Flatbuffers on small MCU embedded targets

Perry Hung

unread,

Dec 16, 2016, 6:01:27 PM12/16/16

to FlatBuffers

Has anyone had any experience using flatbuffers on small microcontrollers?

I am looking at designing a network protocol to replace an old ad-hoc binary protocol between a server (Linux/Windows) and a set of ethernet-enabled ARM based microcontrollers (Cortex M3s and M4s).

Has anyone tried shipping flatbuffers to these kinds of devices? Were there any problems encountered (serialization/deserialization speeds, memory constraints, build problems)?

If FB is not appropriate for this application, does anyone have a recommendation as to a more appropriate stack? I would hate to reinvent the wheel, and continually extending our old protocol is starting to become a nightmare of reserved fields and versioning incompatibilities.

mikkelfj

unread,

Dec 16, 2016, 6:31:34 PM12/16/16

to FlatBuffers

On Saturday, December 17, 2016 at 12:01:27 AM UTC+1, Perry Hung wrote:

Has anyone had any experience using flatbuffers on small microcontrollers?

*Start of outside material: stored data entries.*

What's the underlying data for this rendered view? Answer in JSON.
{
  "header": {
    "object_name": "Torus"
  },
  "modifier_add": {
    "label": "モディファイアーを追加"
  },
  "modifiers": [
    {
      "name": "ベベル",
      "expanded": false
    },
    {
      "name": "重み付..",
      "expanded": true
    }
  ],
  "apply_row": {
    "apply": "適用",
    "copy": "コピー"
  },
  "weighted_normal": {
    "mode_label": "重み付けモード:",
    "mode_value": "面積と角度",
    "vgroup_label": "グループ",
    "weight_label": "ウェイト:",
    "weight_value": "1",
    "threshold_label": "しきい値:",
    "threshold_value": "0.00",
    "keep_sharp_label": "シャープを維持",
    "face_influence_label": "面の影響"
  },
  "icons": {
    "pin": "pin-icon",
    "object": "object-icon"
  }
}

Hi, I'm the author of flatcc, the C implementation of flatbuffers. I have not personally used this with microcontrollers, but I do have experience with such systems, and flatcc was designed also with such environments in mind. But in many cases the C++ implementation will also be useful.

Lairdtech is using flatcc with libssh to communicate with some of their devices, but I don't know how constrained they are.

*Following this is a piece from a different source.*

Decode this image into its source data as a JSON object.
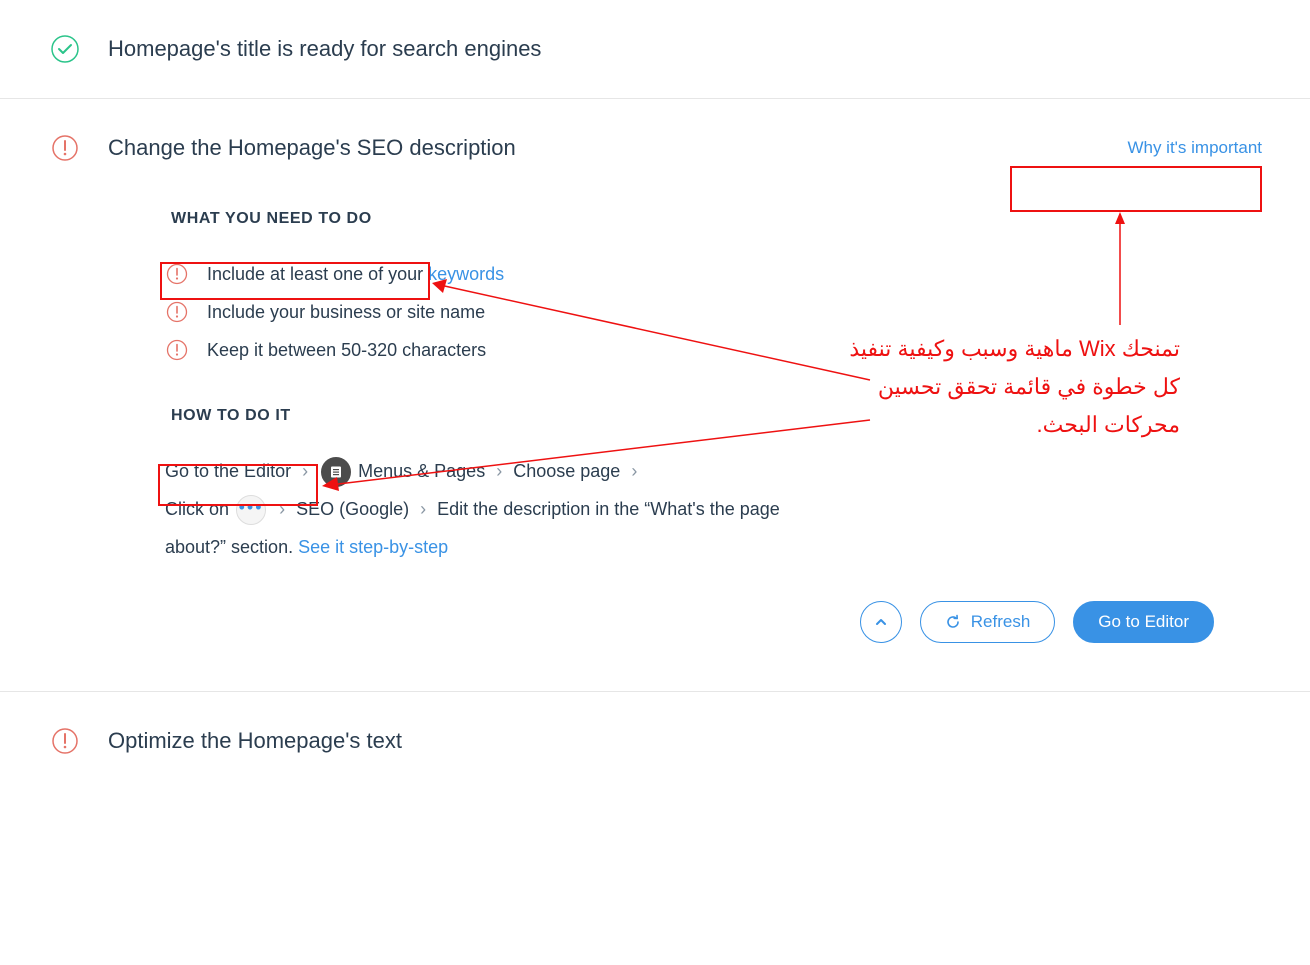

https://github.com/LairdCP/dcas

I am aware of others that studied extremely limited devices with RTOS library. This involves custom allocation, which flatcc supports. But I don't know how far they got.

I am looking at designing a network protocol to replace an old ad-hoc binary protocol between a server (Linux/Windows) and a set of ethernet-enabled ARM based microcontrollers (Cortex M3s and M4s).

If you really constrained, you can emit partial buffers and recombine them on the receiving end, but normally it is simpler to build a buffer and send it. Then you can use any transport you like. I would look into combining flatbuffers with MQTT which I am already using in another context.

Has anyone tried shipping flatbuffers to these kinds of devices? Were there any problems encountered (serialization/deserialization speeds, memory constraints, build problems)?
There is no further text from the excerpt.